The two teams were the Cleveland Browns and Detroit Lions, which is quite hilarious to me because of their torturous histories in the NFL. They both lost in the opening round of the playoffs and looked bad doing it.

 

The 2020 Eagles Before the 2020 Eagles

 

The other two times a team with a losing record made the postseason have come over the last ten seasons. In both circumstances, that team actually won its division. The first of the two was the 2010 Seattle Seahawks, who beat the then St. Louis Rams in the final game of the regular season to win the division at 7-9. The other team was the 2014 Carolina Panthers, who won a competitive, yet terrible NFC South at 7-8-1.

 

Both teams got to host their wild card game against a team with a much better record than them. The Seahawks hosted the defending Super Bowl Champions, the 11-5 New Orleans Saints. In 2014, the Panthers welcomed in the 11-5 Arizona Cardinals. Clearly, both these games would be blowouts in favor of the teams that actually had a winning record, right?

 

Wrong.

 

Starting in 2014, Carolina bested Arizona 27-16 in what was a truly horrid and forgettable playoff football game.

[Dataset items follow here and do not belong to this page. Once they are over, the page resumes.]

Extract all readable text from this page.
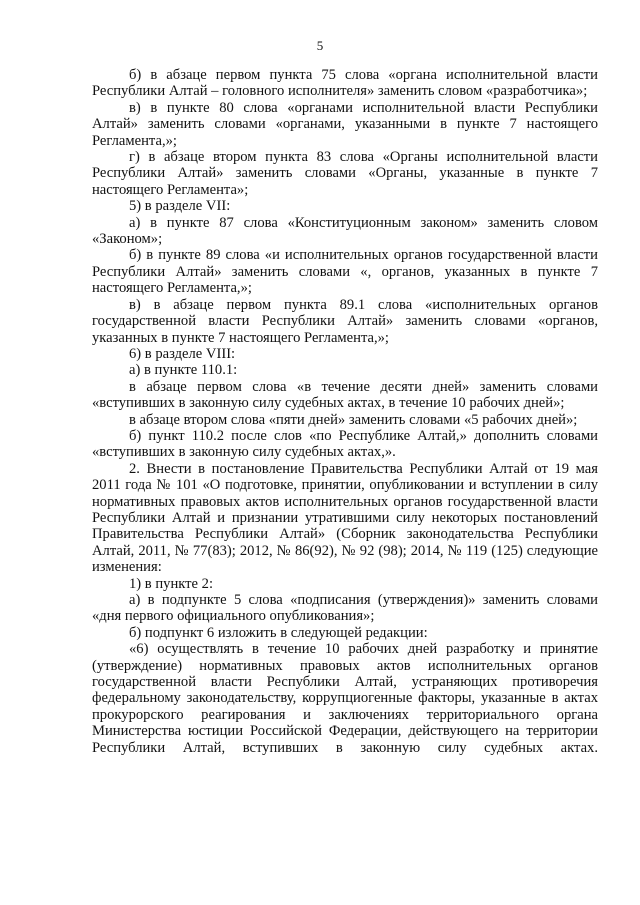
5

б) в абзаце первом пункта 75 слова «органа исполнительной власти Республики Алтай – головного исполнителя» заменить словом «разработчика»;

в) в пункте 80 слова «органами исполнительной власти Республики Алтай» заменить словами «органами, указанными в пункте 7 настоящего Регламента,»;

г) в абзаце втором пункта 83 слова «Органы исполнительной власти Республики Алтай» заменить словами «Органы, указанные в пункте 7 настоящего Регламента»;

5) в разделе VII:

а) в пункте 87 слова «Конституционным законом» заменить словом «Законом»;

б) в пункте 89 слова «и исполнительных органов государственной власти Республики Алтай» заменить словами «, органов, указанных в пункте 7 настоящего Регламента,»;

в) в абзаце первом пункта 89.1 слова «исполнительных органов государственной власти Республики Алтай» заменить словами «органов, указанных в пункте 7 настоящего Регламента,»;

6) в разделе VIII:

а) в пункте 110.1:

в абзаце первом слова «в течение десяти дней» заменить словами «вступивших в законную силу судебных актах, в течение 10 рабочих дней»;

в абзаце втором слова «пяти дней» заменить словами «5 рабочих дней»;

б) пункт 110.2 после слов «по Республике Алтай,» дополнить словами «вступивших в законную силу судебных актах,».

2. Внести в постановление Правительства Республики Алтай от 19 мая 2011 года № 101 «О подготовке, принятии, опубликовании и вступлении в силу нормативных правовых актов исполнительных органов государственной власти Республики Алтай и признании утратившими силу некоторых постановлений Правительства Республики Алтай» (Сборник законодательства Республики Алтай, 2011, № 77(83); 2012, № 86(92), № 92 (98); 2014, № 119 (125) следующие изменения:

1) в пункте 2:

а) в подпункте 5 слова «подписания (утверждения)» заменить словами «дня первого официального опубликования»;

б) подпункт 6 изложить в следующей редакции:

«6) осуществлять в течение 10 рабочих дней разработку и принятие (утверждение) нормативных правовых актов исполнительных органов государственной власти Республики Алтай, устраняющих противоречия федеральному законодательству, коррупциогенные факторы, указанные в актах прокурорского реагирования и заключениях территориального органа Министерства юстиции Российской Федерации, действующего на территории Республики Алтай, вступивших в законную силу судебных актах.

The Cardinals started third string quarterback Ryan Lindley due to injuries to both Carson Palmer and Drew Stanton. They would get routed the next week by the NFC’s number one seed, the aforementioned Seattle Seahawks. That’s what you call irony, folks.

 

Speaking of the Seahawks, their wild card round victory over the Saints in the 2010 playoffs was one of the most memorable games in league history. Seattle won 41-36 on the heels of what might be the best individual effort the sport has ever seen. Marshawn Lynch’s 67-yard touchdown run late in the fourth quarter would go on to be known simply as, “Beastquake,” and live on in NFL lore. ESPN finds a reason to post the play to their social media accounts pretty much every month.

 

 

Seattle would lose the next week to Chicago by a score of 35-24. It wasn’t as close as the score may indicate.

 

Back To The Birds

 

Now, it is still too early to determine if the Eagles will be the next team to make the playoffs with a losing record. Beyond the fact that there are still eight games left to be played, there is also no guarantee that the Eagles hold onto their lead in the division.

 

Five of the Eagles final eight games will be against teams that currently have a winning record. The other three games are against the other three teams in the NFC East. Based off of what I’ve seen from the Eagles and the rest of the division, this team seems destined for 6-9-1. That would be the worst record of any playoff team in NFL history.

 

At the very least, history would be on the Eagles side. Well, at least for Wild Card weekend.